The Japanese automotive connected services market is in the late growth phase and has become highly saturated and competitive. Hence, several telematics system original equipment manufacturers (OEMs) are looking to offer unique, differentiating features in order to establish a distinct brand identity.
New analysis from Frost & Sullivan expects the number of telematics service subscribers to go up from 8.49 million in 2014 to 13.20 million in 2020. The study covers OEM and independent aftermarket telematics solutions.
For the last seven to eight years, the Japanese automotive telematics market has struggled to increase its subscriber base at a more rapid pace compared to Western markets. However, with smartphone penetration having significantly risen in the last two to three years due to the availability of high-speed network infrastructure, the market is set to make quicker progress. In fact, by 2020, the market is likely to see cloud-based data services with wide-ranging apps combined with new-generation telematics services offered by several key OEMs.

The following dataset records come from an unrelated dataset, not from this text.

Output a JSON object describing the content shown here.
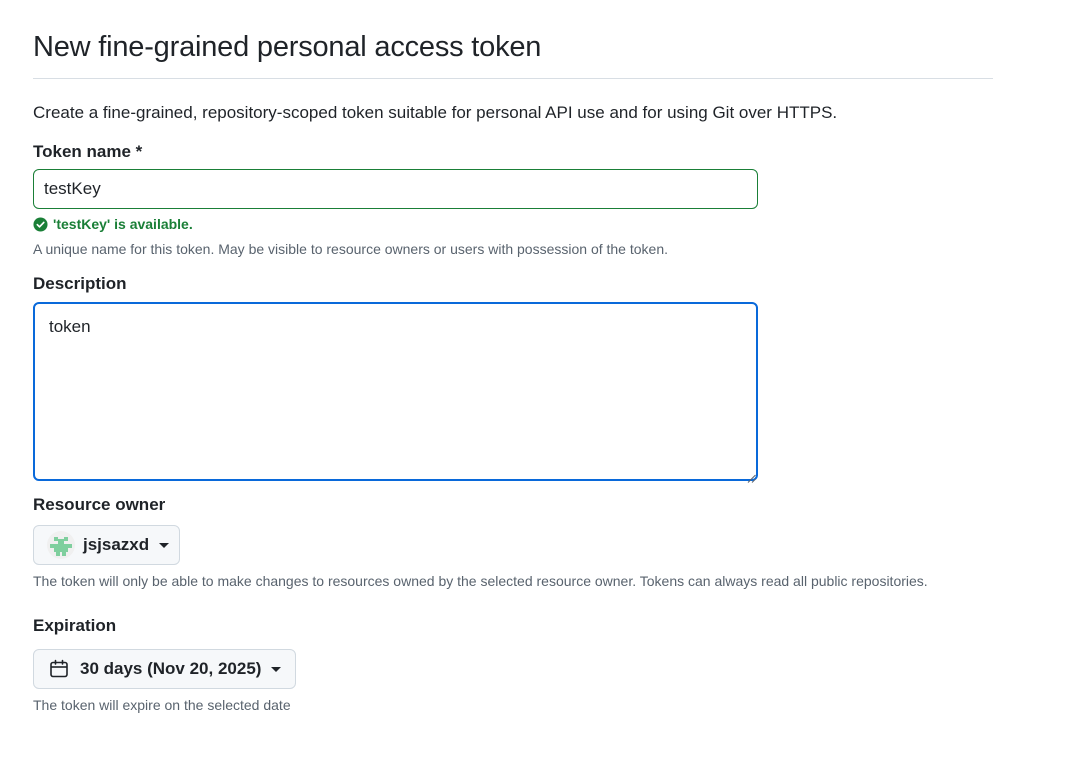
{
  "page": {
    "title": "New fine-grained personal access token",
    "subtitle": "Create a fine-grained, repository-scoped token suitable for personal API use and for using Git over HTTPS."
  },
  "token_name": {
    "label": "Token name *",
    "value": "testKey",
    "validation": "'testKey' is available.",
    "note": "A unique name for this token. May be visible to resource owners or users with possession of the token."
  },
  "description": {
    "label": "Description",
    "value": "token"
  },
  "resource_owner": {
    "label": "Resource owner",
    "selected": "jsjsazxd",
    "note": "The token will only be able to make changes to resources owned by the selected resource owner. Tokens can always read all public repositories."
  },
  "expiration": {
    "label": "Expiration",
    "selected": "30 days (Nov 20, 2025)",
    "note": "The token will expire on the selected date"
  },
  "icons": {
    "validation": "check-circle-icon",
    "owner_dropdown": "caret-down-icon",
    "expiration": "calendar-icon"
  },
  "colors": {
    "success": "#1a7f37",
    "focus": "#0969da",
    "muted_text": "#59636e",
    "avatar": "#7fcf9e"
  }
}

"Consumers are aware of the merits and advantages of utilising smartphones and tablets with cloud-based services through consumer electronic devices," said Frost & Sullivan Automotive & Transportation Senior Consultant Takashi Morimoto. "Nevertheless, OEMs and the Japanese Government should offer telematics systems with clearer benefits to consumers and introduce legislations that mandate the installation of on-board data communication modules."
In Japan, emergency calls and remote vehicle diagnosis are ranked second in importance to floating car data services across all segments except luxury models and brands. This trend is expected to continue once on-board communication modules are installed as a standard in several vehicle models, as the available floating car data will increase exponentially, enabling OEMs and telematics service providers to build a solid business case for their solutions in the short- and medium-term.

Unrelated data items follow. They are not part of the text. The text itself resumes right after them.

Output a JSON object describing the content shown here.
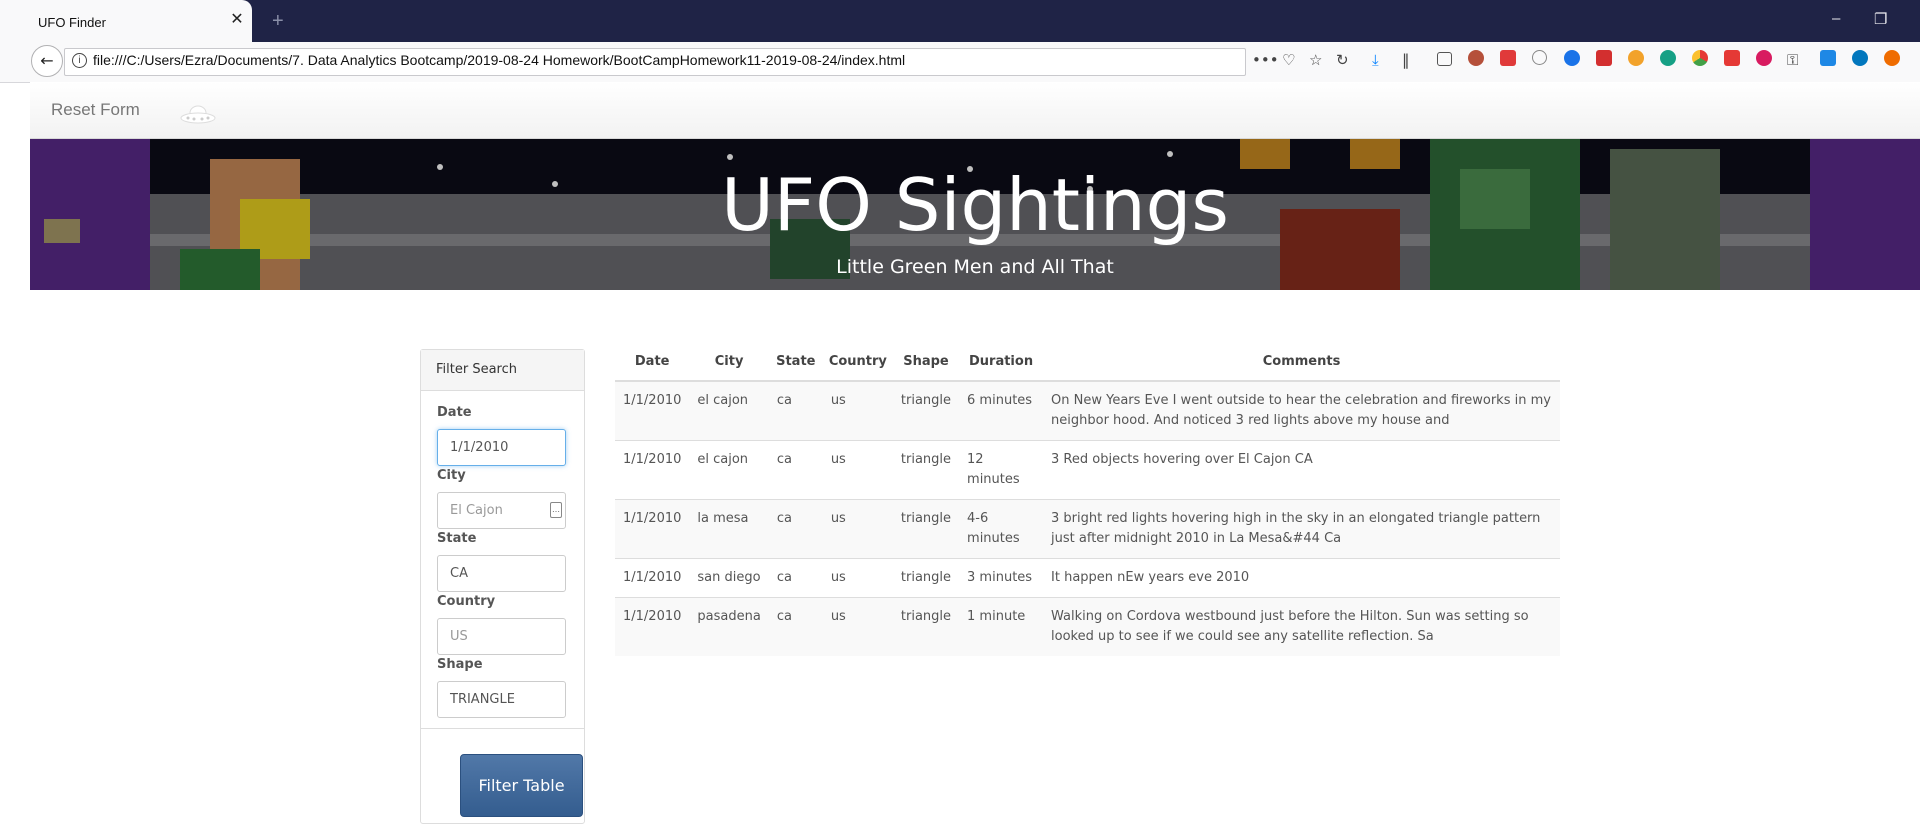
{
  "browser": {
    "tab_title": "UFO Finder",
    "tab_close": "✕",
    "new_tab": "+",
    "url": "file:///C:/Users/Ezra/Documents/7. Data Analytics Bootcamp/2019-08-24 Homework/BootCampHomework11-2019-08-24/index.html",
    "page_actions": "•••"
  },
  "nav": {
    "reset_label": "Reset Form"
  },
  "hero": {
    "title": "UFO Sightings",
    "subtitle": "Little Green Men and All That"
  },
  "filter": {
    "heading": "Filter Search",
    "fields": [
      {
        "label": "Date",
        "value": "1/1/2010",
        "placeholder": ""
      },
      {
        "label": "City",
        "value": "",
        "placeholder": "El Cajon"
      },
      {
        "label": "State",
        "value": "CA",
        "placeholder": ""
      },
      {
        "label": "Country",
        "value": "",
        "placeholder": "US"
      },
      {
        "label": "Shape",
        "value": "TRIANGLE",
        "placeholder": ""
      }
    ],
    "button_label": "Filter Table"
  },
  "table": {
    "headers": [
      "Date",
      "City",
      "State",
      "Country",
      "Shape",
      "Duration",
      "Comments"
    ],
    "rows": [
      [
        "1/1/2010",
        "el cajon",
        "ca",
        "us",
        "triangle",
        "6 minutes",
        "On New Years Eve I went outside to hear the celebration and fireworks in my neighbor hood. And noticed 3 red lights above my house and"
      ],
      [
        "1/1/2010",
        "el cajon",
        "ca",
        "us",
        "triangle",
        "12 minutes",
        "3 Red objects hovering over El Cajon CA"
      ],
      [
        "1/1/2010",
        "la mesa",
        "ca",
        "us",
        "triangle",
        "4-6 minutes",
        "3 bright red lights hovering high in the sky in an elongated triangle pattern just after midnight 2010 in La Mesa&#44 Ca"
      ],
      [
        "1/1/2010",
        "san diego",
        "ca",
        "us",
        "triangle",
        "3 minutes",
        "It happen nEw years eve 2010"
      ],
      [
        "1/1/2010",
        "pasadena",
        "ca",
        "us",
        "triangle",
        "1 minute",
        "Walking on Cordova westbound just before the Hilton. Sun was setting so looked up to see if we could see any satellite reflection. Sa"
      ]
    ]
  },
  "colors": {
    "hero_bg": "#4a4a52",
    "button": "#345d8f",
    "tabbar": "#1f2346"
  }
}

Currently, telematics services in Japan are focused on navigation features and intelligent transport system services. However, since not all vehicle drivers drive in congested areas such as big cities, and the penetration of navigation systems is pegged at a near-saturation rate of 63 percent, singular attention to these telematics services is undesirable.

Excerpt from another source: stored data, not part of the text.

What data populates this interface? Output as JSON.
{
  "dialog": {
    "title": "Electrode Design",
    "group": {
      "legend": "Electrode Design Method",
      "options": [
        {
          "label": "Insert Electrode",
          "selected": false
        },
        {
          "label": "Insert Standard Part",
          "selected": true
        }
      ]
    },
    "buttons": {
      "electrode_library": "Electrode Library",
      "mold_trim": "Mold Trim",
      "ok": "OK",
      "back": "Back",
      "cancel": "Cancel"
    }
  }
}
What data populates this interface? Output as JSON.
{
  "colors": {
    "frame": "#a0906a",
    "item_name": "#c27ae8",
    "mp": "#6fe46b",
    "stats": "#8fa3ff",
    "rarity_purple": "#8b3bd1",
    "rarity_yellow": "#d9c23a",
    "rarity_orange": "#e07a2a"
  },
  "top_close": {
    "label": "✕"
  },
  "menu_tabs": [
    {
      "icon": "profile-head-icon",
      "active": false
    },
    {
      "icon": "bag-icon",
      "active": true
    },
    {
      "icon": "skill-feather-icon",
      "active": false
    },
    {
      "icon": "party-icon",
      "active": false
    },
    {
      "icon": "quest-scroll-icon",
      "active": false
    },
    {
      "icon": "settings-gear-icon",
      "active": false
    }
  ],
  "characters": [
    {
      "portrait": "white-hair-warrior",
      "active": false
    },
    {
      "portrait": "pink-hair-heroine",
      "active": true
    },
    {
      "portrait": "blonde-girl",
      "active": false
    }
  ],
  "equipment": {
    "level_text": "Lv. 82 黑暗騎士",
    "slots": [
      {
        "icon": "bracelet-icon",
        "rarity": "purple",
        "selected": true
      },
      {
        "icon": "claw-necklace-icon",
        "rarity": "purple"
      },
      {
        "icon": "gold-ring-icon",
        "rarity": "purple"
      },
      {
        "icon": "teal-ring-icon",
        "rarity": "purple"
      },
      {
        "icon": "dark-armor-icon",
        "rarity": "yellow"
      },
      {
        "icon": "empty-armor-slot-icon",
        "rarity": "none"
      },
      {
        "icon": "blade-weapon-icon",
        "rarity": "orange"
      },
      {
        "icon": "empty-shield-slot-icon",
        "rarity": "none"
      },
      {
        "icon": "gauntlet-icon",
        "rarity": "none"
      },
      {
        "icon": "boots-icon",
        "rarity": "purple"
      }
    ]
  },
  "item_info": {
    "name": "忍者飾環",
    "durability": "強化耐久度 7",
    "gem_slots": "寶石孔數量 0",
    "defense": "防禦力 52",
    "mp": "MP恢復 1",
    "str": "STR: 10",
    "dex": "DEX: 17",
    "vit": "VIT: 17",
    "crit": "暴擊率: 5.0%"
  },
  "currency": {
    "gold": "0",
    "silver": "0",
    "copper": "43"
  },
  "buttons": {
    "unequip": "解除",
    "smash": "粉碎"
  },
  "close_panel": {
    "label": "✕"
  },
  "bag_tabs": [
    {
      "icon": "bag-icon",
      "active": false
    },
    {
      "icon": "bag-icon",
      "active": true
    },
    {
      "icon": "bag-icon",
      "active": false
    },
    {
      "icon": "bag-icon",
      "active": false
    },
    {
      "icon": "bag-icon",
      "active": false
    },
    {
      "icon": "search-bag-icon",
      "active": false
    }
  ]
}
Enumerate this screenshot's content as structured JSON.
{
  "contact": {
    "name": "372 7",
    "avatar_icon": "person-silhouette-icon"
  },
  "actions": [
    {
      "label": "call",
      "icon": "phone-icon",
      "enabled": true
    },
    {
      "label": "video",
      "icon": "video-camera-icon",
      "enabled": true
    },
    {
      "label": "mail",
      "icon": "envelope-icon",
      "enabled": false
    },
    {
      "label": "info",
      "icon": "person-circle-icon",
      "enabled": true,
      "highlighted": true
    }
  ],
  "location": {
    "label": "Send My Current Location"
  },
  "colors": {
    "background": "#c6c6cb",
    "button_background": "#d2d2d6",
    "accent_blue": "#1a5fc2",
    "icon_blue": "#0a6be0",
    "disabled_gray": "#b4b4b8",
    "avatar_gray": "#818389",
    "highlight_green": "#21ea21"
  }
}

Neither is it ideal to offer telematics services exclusively under the initial payment business model - $1,500 to $2,000 for an embedded navigation headunit that enables connected services. While this is the approach taken by most Japanese OEMs, it is unlikely to succeed especially among price-sensitive users who will instead look to fulfill their demand for in-vehicle infotainment through their mobile phones as an alternative to navigation headunit.
"An open architecture strategy, along with high-quality app offerings will be key to building a large telematics subscriber base," pointed out Morimoto. "Close association of all stakeholders, including telematics system OEMs, software developers and operating system providers will be required to achieve this."